As substâncias químicas e radioativas estão presentes na nossa rotina, por mais que não percebemos. Especialistas defendem que não há risco se estiverem dentro do limite regulamentado, outros debatem que as doses aceitas no Brasil são altas.

O consumo diário da água com substâncias químicas e radioativas acima do limite permitido aumenta o risco de câncer, mutações genéticas, problemas hormonais, nos rins, fígado e no sistema nervoso.

De acordo com a reportagem, substâncias químicas e radioativas foram encontradas acima do limite em um de cada quatro municípios que fizeram os testes. Entre eles, estão São Paulo (13 testes acima do limite), Florianópolis (26) e Guarulhos (11).

Os dados compilados no infográfico interativo do Mapa da Água são resultados de testes feitos por empresas ou órgãos de abastecimento e enviados ao Sisagua (Sistema de Informação de Vigilância da Qualidade da Água para Consumo Humano), do Ministério da Saúde.

No Mapa da Água é possível saber quais substâncias químicas e radioativas foram encontradas na água das cidades do Brasil, entre 2018 e 2019.

O que tem na água de Foz do Iguaçu?

De acordo com o Mapa da Água, todas as substâncias encontradas na água que é distribuida em Foz do Iguaçu está dentro do limite de segurança.

Nesse caso, as substâncias na água não ultrapassaram a concentração máxima permitida pelo Ministério da Saúde.
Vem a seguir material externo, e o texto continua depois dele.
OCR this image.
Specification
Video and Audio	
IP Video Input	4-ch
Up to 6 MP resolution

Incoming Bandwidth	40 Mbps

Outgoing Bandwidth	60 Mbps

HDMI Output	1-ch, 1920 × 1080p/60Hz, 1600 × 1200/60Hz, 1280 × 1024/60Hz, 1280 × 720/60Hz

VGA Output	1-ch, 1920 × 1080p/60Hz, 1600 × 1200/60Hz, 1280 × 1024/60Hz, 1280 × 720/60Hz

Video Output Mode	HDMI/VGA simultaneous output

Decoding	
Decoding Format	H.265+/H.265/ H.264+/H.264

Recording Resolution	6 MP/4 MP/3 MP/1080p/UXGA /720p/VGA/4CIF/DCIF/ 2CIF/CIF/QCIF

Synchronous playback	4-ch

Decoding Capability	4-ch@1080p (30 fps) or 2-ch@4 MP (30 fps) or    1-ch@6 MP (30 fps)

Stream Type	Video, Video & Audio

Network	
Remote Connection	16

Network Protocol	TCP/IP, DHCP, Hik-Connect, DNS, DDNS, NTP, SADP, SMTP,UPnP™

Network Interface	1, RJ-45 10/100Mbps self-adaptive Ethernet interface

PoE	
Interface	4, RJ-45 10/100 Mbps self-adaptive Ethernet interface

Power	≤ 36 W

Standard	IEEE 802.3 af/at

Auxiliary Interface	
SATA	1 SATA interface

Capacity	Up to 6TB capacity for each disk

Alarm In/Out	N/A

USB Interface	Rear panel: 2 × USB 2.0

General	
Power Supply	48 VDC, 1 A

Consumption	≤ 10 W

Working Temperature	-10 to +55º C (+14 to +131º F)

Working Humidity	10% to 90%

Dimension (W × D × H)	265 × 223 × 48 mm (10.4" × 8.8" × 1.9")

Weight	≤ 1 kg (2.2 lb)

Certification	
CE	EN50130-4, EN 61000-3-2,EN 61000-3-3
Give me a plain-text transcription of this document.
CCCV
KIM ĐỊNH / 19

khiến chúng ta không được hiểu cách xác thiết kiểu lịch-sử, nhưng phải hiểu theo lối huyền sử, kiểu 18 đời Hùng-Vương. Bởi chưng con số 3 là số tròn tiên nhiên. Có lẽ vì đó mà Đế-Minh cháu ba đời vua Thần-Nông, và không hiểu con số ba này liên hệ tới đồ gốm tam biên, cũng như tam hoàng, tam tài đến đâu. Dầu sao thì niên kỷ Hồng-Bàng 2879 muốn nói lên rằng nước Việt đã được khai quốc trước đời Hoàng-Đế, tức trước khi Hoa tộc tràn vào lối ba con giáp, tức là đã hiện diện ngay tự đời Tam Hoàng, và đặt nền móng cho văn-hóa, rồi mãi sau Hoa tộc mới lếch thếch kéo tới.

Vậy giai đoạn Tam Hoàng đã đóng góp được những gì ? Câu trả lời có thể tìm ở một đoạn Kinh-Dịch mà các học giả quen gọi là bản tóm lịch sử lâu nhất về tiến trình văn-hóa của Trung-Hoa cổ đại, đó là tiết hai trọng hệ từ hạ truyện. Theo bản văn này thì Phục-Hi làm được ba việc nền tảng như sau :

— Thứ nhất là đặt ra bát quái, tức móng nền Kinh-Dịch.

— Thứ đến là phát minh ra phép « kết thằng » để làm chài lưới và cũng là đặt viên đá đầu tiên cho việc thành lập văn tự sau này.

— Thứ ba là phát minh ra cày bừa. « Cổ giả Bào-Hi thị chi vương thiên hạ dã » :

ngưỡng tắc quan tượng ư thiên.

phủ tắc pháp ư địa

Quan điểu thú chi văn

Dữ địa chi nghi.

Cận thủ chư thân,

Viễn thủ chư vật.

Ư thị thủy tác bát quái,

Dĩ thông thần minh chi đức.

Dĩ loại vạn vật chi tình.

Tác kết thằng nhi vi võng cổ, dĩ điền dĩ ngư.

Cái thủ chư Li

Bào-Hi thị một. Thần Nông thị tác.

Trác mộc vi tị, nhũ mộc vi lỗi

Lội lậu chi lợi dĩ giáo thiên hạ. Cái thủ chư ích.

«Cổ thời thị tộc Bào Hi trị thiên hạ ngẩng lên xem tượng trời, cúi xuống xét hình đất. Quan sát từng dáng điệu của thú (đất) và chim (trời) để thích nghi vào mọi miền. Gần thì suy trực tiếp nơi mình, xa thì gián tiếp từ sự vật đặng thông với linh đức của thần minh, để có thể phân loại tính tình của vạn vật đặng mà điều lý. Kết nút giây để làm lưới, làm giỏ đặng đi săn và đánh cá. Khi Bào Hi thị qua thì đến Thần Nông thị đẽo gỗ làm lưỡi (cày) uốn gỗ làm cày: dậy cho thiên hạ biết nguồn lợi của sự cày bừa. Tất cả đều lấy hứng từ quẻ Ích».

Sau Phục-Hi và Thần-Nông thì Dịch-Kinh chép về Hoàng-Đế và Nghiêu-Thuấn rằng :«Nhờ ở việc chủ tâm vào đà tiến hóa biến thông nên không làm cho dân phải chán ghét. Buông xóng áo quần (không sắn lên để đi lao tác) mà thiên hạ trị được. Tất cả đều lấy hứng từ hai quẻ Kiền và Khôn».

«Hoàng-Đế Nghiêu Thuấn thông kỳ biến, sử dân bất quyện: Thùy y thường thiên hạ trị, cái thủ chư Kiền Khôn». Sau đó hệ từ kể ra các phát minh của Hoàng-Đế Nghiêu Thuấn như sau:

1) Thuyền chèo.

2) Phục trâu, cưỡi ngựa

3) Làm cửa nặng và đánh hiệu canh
Sendo assim, não gera riscos para a saúde.

Clicando aqui, você pode ver a situação de Foz do Iguaçu, e as substâncias que causam riscos para a saúde se estiverem acima do limite permitido.

Mapa da Água de Foz
Mapa da Água de Foz.

Já em algumas cidades vizinhas de Foz, como São Miguel do Iguaçu, Medianeira e Serranópolis do Iguaçu foram encontradas substâncias acima do limite de segurança, no qual oferece riscos a quem consume.

Substâncias encontradas na água de São Miguel do Iguaçu e Medianeira

Na água de São Miguel do Iguaçu e Medianeira (PR) entre 2018 e 2020 foram encontradas substâncias acima do limite de segurança, como 2, 4, 6 Triclorofenol (Subprodutos da desinfecção), Ácidos haloacéticos total e Trihalometanos Total.

Como elas estão acima da concentração permitida, oferecem risco à saúde. Essas substâncias foram detectadas ao menos uma vez na água que abastece este município entre 2018 e 2020.

Nesse caso, a água é considerada imprópria para o consumo.

Serranópolis do Iguaçu

Já na água de Serranópolis, foram encontrados Aldrin + Dieldrin (Agrotóxicos),  Clordano (Agrotóxicos), Antimônio (Substâncias Inorgânicas) e Mercúrio.

Os riscos de saúde são maiores para quem bebe a água imprópria de forma contínua, ou seja, diversas vezes ao longo de meses ou anos. Lembrando que essas substâncias oferecem riscos quando estão acima do limite de segurança.